I use AWS Athena to query bad events. I used to be able to query the batch pipline bad events, by using presto functions : from_utf8(from_base64(line))
this gave me a TSV line of raw events and was subsequently easy to deconstruct and parse in SQL queries.

But since I moved to the scala stream collector, the data in line of bad events has become undecipherable. Possibly because the line is thrift encoded. Is there a way to make it more human readable and more importantly queryable?


#2

Hi @arihantsurana,

I’m not sure this is the reason for your troubles, but the key difference in bad rows for the stream pipeline is that the partition structure changes. The batch pipeline outputs a structure partitioned by run, but since the stream pipeline doesn’t run on a schedule in the same way, that’s not possible.

There’s a recent tutorial here on querying bad rows specifically for the real-time format. Note that if you have a lot of data in bad rows, it’s worth copying a sample to another bucket and querying that at first, to avoid running up charges.

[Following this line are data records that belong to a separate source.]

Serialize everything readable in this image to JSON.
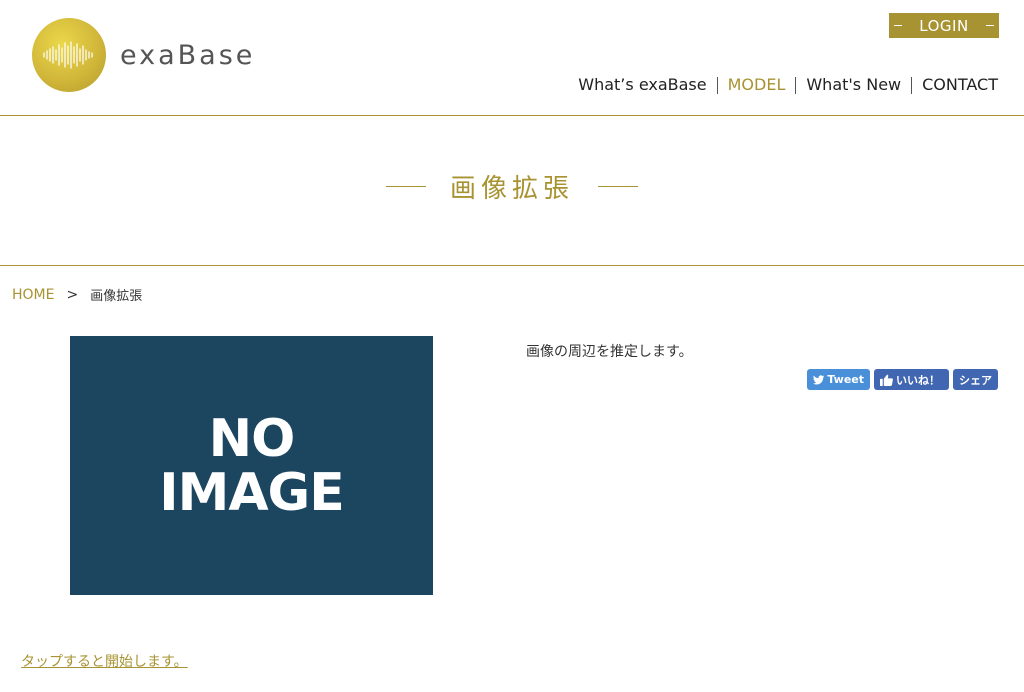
{
  "header": {
    "logo_text": "exaBase",
    "login_label": "LOGIN",
    "nav": [
      {
        "label": "What’s exaBase",
        "active": false
      },
      {
        "label": "MODEL",
        "active": true
      },
      {
        "label": "What's New",
        "active": false
      },
      {
        "label": "CONTACT",
        "active": false
      }
    ]
  },
  "page": {
    "title": "画像拡張"
  },
  "breadcrumb": {
    "home": "HOME",
    "separator": ">",
    "current": "画像拡張"
  },
  "content": {
    "image_line1": "NO",
    "image_line2": "IMAGE",
    "description": "画像の周辺を推定します。"
  },
  "social": {
    "tweet": "Tweet",
    "like": "いいね！",
    "share": "シェア"
  },
  "start_link": "タップすると開始します。",
  "colors": {
    "accent": "#a89332",
    "image_bg": "#1c4660",
    "twitter": "#4a90d9",
    "facebook": "#4267b2"
  }
}
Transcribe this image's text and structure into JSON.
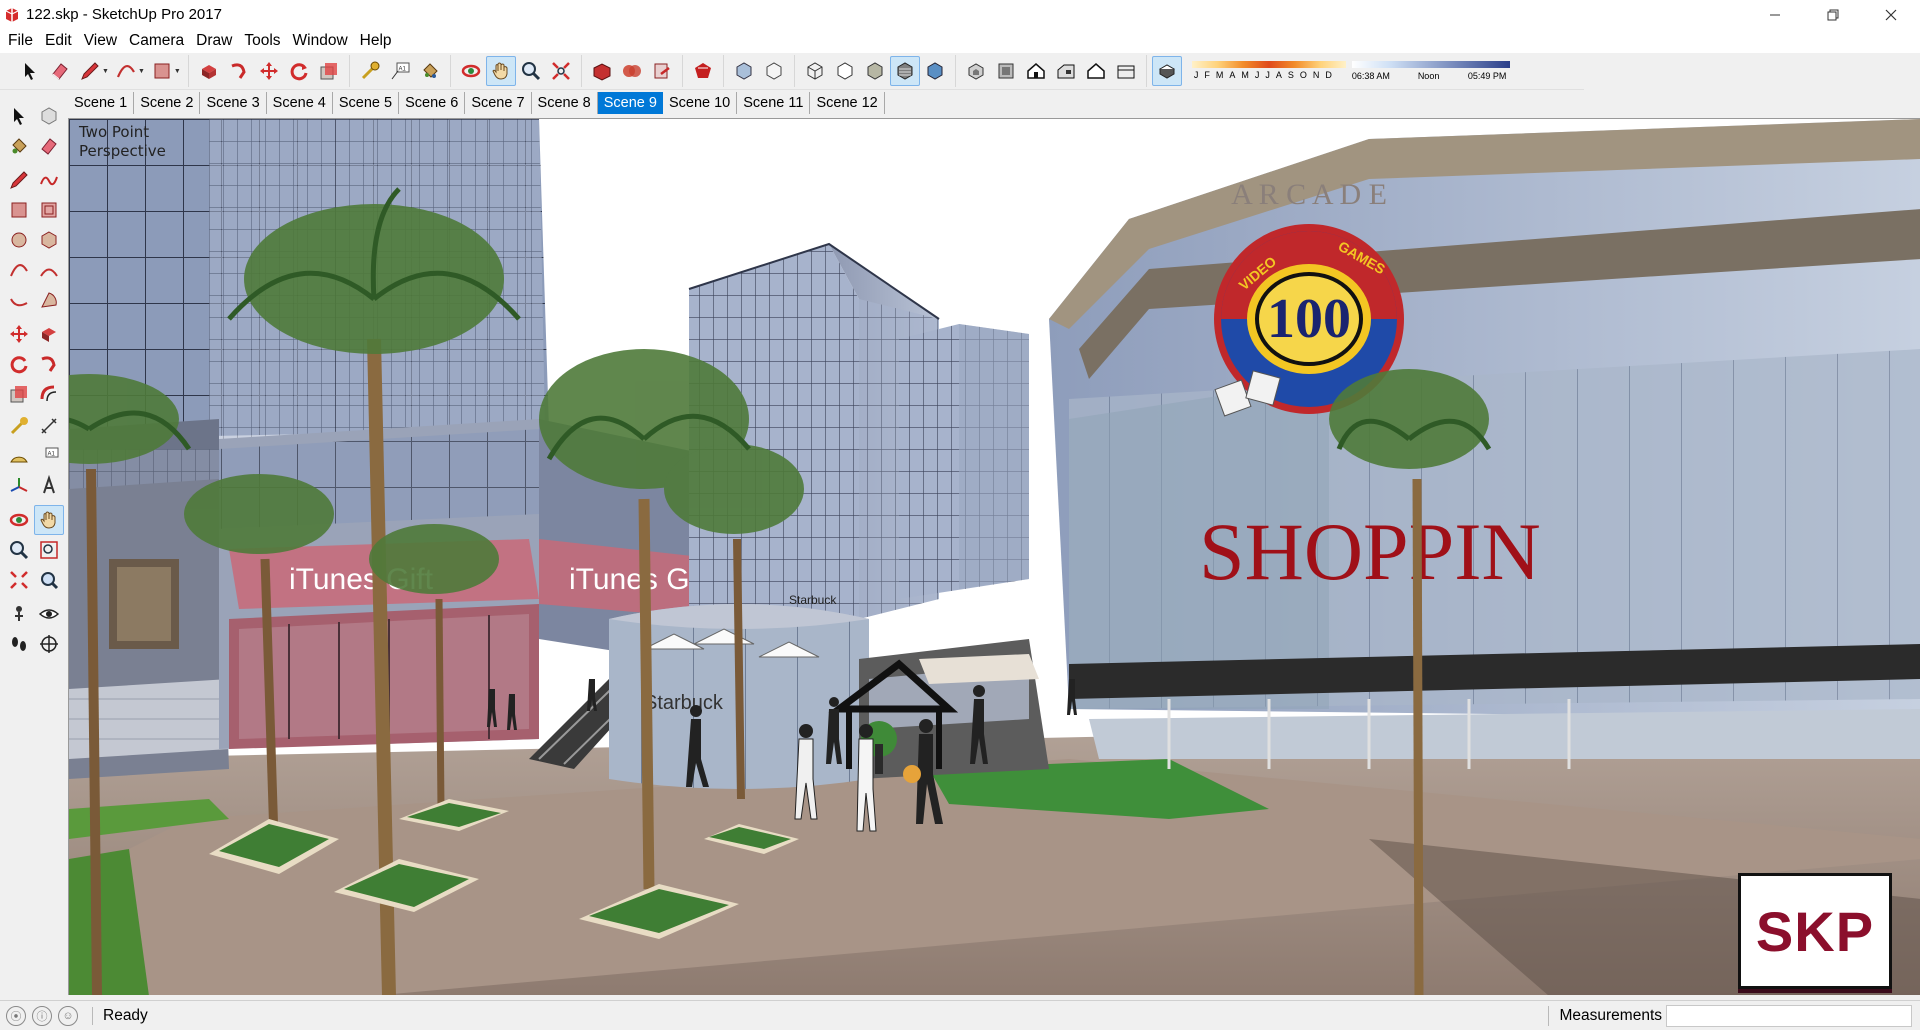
{
  "window": {
    "title": "122.skp - SketchUp Pro 2017",
    "minimize_icon": "minimize-icon",
    "maximize_icon": "restore-icon",
    "close_icon": "close-icon"
  },
  "menu": {
    "items": [
      "File",
      "Edit",
      "View",
      "Camera",
      "Draw",
      "Tools",
      "Window",
      "Help"
    ]
  },
  "shadow": {
    "months": [
      "J",
      "F",
      "M",
      "A",
      "M",
      "J",
      "J",
      "A",
      "S",
      "O",
      "N",
      "D"
    ],
    "time_start": "06:38 AM",
    "time_mid": "Noon",
    "time_end": "05:49 PM"
  },
  "scenes": {
    "tabs": [
      "Scene 1",
      "Scene 2",
      "Scene 3",
      "Scene 4",
      "Scene 5",
      "Scene 6",
      "Scene 7",
      "Scene 8",
      "Scene 9",
      "Scene 10",
      "Scene 11",
      "Scene 12"
    ],
    "active_index": 8
  },
  "viewport": {
    "camera_label_line1": "Two Point",
    "camera_label_line2": "Perspective",
    "sign_itunes": "iTunes Gift",
    "sign_starbuck": "Starbuck",
    "sign_shopping": "SHOPPIN",
    "sign_arcade_number": "100",
    "sign_arcade_ring_top": "A R C A D E",
    "sign_arcade_video": "VIDEO",
    "sign_arcade_games": "GAMES",
    "watermark": "SKP"
  },
  "status": {
    "text": "Ready",
    "measurements_label": "Measurements",
    "measurements_value": ""
  },
  "colors": {
    "accent": "#0078d7",
    "sky": "#ffffff",
    "glass": "#9aa8c4",
    "ground": "#a08e80"
  }
}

Is it possible that your queries produce an undecipherable output because of this change in format?

Best,


#3

line is Thrift encoded which makes it a bit of a pain to turn into a human readable format. It is possible to decode the Thrift record (for example our Snowplow Chrome Inspector will do it for you) but I don’t think you’ll be able to do this in Athena.

Currently Athena doesn’t support UDFs (though BigQuery does) but once this becomes an option it will be possible to have a UDF capable of deserialising the Thrift record.


#4

Hey @Colm, I solved for this a few weeks ago by adding date partitioned writing in S3Loader. https://github.com/snowplow/snowplow-s3-loader/pull/135
so I am able to query the partitioned bad rows, and I can see the error json and related details, trouble is with the line field specifically.


#5

Thanks @mike for the insight.
I think there is support for writing simple lambda functions in presto, I might attempt writing one for the thrift decoding. Alternatively I think we can load Python UDFs into redshift spectrum.

Can you point me to a bigquery version of the udf I can use as a starting point?


#6

Ah I hadn’t seen that - thanks for the PR @arihantsurana!


#7

If you’re running straight Presto you can certainly use UDFs otherwise Python UDFs within Redshift are one option (although they run quite slowly).

I don’t have the BigQuery version handy - but if you’re writing it in Python I wrote a blog post about this topic.